In assenza di questi interventi, appare singolare (per non dire altro), quanto messo nero su bianco dall’Istituto Superiore di Sanità, per il quale “nel contesto sopra specificato, questo Istituto non ravvisa elementi di rischio significativi correlabili alla fattispecie della richiesta, tenendo conto delle specifiche riportate nella relazione descrittiva degli interventi resa disponibile contestualmente alla stessa richiesta, e delle misure di controllo previste quali in particolare la messa in scarico delle acque intercettate nell’intero ambiente dei laboratori per l’intera durata dell’intervento”;
Insomma la misura di protezione consiste nel non utilizzare l’acqua potabile, in un periodo di criticità negli approvvigionamenti. Notevole, così siamo bravi tutti a risolvere, almeno per i laboratori, il problema, alla faccia della coesistenza tra diritto all’acqua, attività sperimentali e tunnel autostradali!

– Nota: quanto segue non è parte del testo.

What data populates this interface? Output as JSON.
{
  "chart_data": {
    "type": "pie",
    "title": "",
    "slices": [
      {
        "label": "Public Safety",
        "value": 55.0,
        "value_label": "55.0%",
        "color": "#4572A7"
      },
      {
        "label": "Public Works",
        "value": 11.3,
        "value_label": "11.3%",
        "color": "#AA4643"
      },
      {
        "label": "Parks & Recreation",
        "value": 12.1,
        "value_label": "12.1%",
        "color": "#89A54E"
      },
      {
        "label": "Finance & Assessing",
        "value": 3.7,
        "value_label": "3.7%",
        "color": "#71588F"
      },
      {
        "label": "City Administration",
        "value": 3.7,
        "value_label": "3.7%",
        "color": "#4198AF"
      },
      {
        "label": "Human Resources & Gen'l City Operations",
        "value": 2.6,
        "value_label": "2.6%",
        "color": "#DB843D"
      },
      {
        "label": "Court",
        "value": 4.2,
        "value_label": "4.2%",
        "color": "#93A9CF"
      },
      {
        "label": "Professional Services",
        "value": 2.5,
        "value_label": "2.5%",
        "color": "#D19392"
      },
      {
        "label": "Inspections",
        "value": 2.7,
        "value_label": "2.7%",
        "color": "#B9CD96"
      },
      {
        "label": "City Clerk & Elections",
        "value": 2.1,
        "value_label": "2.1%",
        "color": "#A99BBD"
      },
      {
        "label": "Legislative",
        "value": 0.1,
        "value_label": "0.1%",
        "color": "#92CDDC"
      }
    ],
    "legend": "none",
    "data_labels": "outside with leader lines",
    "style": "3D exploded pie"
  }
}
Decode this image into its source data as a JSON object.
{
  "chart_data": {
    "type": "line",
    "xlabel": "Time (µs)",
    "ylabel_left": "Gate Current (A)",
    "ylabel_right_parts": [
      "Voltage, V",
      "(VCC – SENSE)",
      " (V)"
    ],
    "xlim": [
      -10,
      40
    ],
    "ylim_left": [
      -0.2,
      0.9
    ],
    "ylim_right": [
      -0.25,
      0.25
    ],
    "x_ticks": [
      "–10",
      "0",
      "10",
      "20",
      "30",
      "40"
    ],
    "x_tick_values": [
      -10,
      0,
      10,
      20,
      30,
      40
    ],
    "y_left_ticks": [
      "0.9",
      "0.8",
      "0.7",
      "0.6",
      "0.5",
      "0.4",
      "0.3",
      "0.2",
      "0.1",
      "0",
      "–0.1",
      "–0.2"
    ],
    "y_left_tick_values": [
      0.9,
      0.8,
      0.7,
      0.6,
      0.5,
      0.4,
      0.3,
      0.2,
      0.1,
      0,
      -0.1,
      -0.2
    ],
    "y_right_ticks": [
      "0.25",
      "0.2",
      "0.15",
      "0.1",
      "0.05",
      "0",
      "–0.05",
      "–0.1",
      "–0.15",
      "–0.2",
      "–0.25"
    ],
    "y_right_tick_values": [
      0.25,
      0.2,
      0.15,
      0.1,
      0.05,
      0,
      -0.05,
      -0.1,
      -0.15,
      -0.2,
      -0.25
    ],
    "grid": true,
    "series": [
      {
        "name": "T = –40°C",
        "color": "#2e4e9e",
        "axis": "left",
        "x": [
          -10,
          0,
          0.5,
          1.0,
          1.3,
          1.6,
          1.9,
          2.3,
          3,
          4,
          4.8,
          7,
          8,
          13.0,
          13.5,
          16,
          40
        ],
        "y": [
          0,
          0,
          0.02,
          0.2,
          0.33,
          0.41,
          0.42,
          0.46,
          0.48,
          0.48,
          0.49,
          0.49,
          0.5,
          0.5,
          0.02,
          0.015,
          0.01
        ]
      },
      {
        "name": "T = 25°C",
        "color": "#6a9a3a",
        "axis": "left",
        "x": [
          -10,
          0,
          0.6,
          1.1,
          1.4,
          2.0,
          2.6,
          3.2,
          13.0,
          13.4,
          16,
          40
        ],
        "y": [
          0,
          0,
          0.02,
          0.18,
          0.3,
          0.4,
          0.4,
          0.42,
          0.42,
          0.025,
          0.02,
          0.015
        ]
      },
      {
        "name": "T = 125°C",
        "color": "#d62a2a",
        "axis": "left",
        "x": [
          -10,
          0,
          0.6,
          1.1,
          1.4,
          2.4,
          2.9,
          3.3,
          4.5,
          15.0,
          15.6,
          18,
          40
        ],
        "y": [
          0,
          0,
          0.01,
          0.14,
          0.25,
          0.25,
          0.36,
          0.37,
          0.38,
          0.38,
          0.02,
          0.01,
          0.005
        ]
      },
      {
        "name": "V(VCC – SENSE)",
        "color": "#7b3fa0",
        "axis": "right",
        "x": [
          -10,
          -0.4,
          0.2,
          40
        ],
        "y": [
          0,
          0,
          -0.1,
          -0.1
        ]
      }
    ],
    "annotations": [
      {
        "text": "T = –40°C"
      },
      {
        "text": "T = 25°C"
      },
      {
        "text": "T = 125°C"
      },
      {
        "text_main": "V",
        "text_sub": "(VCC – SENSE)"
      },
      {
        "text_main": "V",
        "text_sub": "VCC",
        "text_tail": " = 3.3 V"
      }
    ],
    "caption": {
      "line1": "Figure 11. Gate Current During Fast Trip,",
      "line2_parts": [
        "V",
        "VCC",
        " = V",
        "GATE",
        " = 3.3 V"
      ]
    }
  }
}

Cioè se si tengono a scarico ben 100 litri di acqua potabile al secondo allora l’esperimento non presenta problemi. Insomma, viene prima l’attività sperimentale rispetto alla tutela del diritto all’accesso all’acqua! Nel mentre in Provincia di Teramo l’acqua scarseggia e si è sempre al limite anche a causa dei cambiamenti climatici. Con la beffa che 7 litri/secondo (l’acqua sufficiente per alimentare i rubinetti di un paese) saranno usati nell’esperimento per il raffreddamento dei circuiti.
Anche le prescrizioni impartite dal Comitato VIA la dicono lunga sul fatto che si reitera negli errori del passato aumentando il livello di rischio e non abbassandolo agendo a monte escludendo l’uso di sostanze che possono impattare sull’acquifero in un contesto che non è in sicurezza.
Infatti, secondo il Comitato i Laboratori devono provvedere:
“1. Deve essere assicurata la tenuta del condotto di aspirazione e di scarico dell’aria effettuando periodiche e documentate verifiche di tenuta ovvero installando sistemi automatici di monitoraggio e controllo; 2. Dovranno essere installati sistemi ridondanti di monitoraggio e controllo delle radiazioni; 3. È necessario predisporre adeguati sistemi di rilevazione e contenimento di eventuali perdite di SF6; 4. Le operazioni di pulizia, tramite solventi nonché le operazioni di resinatura, dovranno essere condotte previa comunicazione ai sensi del Protocollo per la Gestione del Rischio del Sistema Idrico del Gran Sasso e della relativa autorizzazione; 5. Gli olii idraulici e i refrigeranti utilizzati in fase di esercizio dovranno essere stoccati in bacini di contenimento e adottate tutte le necessarie precauzioni al fine di evitarne la dispersione nell’ambiente.”
Insomma, l’esperienza non ha insegnato nulla e ci chiediamo se il Commissariamento non sia stato solo un modo per prendere tempo da un lato e allentare la tensione e dall’altro un escamotage per continuare come se nulla fosse.